Where there are joint holders of any Shares, any one of such persons may vote at the EGM, either personally or by proxy, in respect of such Shares as if he/she were solely entitled thereto. However, if more than one of such joint holders is present at the EGM, either personally or by proxy, then one of the said persons so present whose name stands first in the register of members in respect of such Shares shall alone be entitled to vote in respect thereof.

Completion and return of a proxy form will not preclude a Shareholder from attending in person and voting at the EGM or at any adjournment thereof if he so wishes, but in such event the instrument appointing a proxy shall be deemed to be revoked.

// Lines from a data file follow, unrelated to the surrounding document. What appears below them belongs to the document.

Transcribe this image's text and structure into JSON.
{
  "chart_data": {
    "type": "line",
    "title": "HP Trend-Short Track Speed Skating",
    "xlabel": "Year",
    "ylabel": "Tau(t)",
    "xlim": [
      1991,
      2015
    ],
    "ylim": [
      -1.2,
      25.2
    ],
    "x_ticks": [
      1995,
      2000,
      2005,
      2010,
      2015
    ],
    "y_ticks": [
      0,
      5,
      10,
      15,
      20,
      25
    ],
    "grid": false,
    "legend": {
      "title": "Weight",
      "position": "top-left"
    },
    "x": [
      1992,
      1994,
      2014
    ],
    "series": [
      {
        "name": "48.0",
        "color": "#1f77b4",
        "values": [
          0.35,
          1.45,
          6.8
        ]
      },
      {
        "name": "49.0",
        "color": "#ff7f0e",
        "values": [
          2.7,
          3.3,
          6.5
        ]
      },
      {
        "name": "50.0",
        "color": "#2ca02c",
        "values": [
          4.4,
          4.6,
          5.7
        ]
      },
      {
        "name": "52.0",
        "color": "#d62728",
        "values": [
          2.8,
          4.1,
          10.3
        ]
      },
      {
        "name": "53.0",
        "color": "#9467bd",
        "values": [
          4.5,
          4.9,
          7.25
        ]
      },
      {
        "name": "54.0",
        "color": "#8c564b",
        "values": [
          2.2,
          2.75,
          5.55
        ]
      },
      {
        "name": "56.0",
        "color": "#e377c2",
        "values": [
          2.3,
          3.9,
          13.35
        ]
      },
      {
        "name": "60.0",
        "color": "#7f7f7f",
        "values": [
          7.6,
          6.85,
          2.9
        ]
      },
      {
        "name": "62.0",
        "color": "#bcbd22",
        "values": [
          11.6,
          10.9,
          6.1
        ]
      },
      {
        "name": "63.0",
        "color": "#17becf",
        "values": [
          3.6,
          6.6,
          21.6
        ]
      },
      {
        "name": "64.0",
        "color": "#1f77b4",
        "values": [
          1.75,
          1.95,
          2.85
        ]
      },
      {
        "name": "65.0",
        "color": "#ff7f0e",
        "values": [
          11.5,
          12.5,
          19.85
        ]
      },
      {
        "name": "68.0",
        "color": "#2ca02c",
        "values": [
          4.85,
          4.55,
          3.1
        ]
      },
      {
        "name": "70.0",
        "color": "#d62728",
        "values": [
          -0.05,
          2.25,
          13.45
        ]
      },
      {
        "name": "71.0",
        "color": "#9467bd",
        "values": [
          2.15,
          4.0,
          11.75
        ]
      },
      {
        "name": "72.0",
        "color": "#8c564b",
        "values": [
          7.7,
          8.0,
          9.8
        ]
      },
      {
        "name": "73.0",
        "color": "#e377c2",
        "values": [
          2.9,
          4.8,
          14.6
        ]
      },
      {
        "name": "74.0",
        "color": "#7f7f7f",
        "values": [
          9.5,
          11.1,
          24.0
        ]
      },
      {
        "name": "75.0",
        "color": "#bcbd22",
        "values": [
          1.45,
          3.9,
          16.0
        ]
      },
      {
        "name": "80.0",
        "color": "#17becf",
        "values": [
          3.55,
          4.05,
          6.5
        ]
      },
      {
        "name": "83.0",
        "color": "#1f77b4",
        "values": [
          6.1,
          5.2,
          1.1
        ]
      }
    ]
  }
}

–10– NOTICE OF EXTRAORDINARY GENERAL MEETING

4. Closure of register of members

In order to determine the list of Shareholders who are entitled to attend and vote at the EGM on Tuesday, 1 December 2020, the register of members of the Bank will be closed from Sunday, 1 November 2020 to Tuesday, 1 December 2020 (both days inclusive). In order to be qualified to attend and vote at the EGM, H Shareholders of the Bank must lodge all transfer documents accompanied by the relevant H Share certificates with the H Share Registrar, namely Computershare Hong Kong Investor Services Limited, at Shops 1712-1716, 17th Floor, Hopewell Centre, 183 Queen’s Road East, Wan Chai, Hong Kong for registration no later than 4:30 p.m. on Friday, 30 October 2020.

5. Publication of poll results

Pursuant to the Rules Governing the Listing of Securities on The Stock Exchange of Hong Kong Limited, each of the resolutions set out in the notice of the EGM will be voted by poll. Results of the poll voting will be published on the Bank’s website at www.bankoftianjin.com and the website of Hong Kong Exchanges and Clearing Limited at www.hkexnews.hk after the EGM.

6. Others

The EGM is estimated to last no longer than half a day. Shareholders who attend the meeting in person or by proxy shall bear their own traveling, dining and accommodation expenses.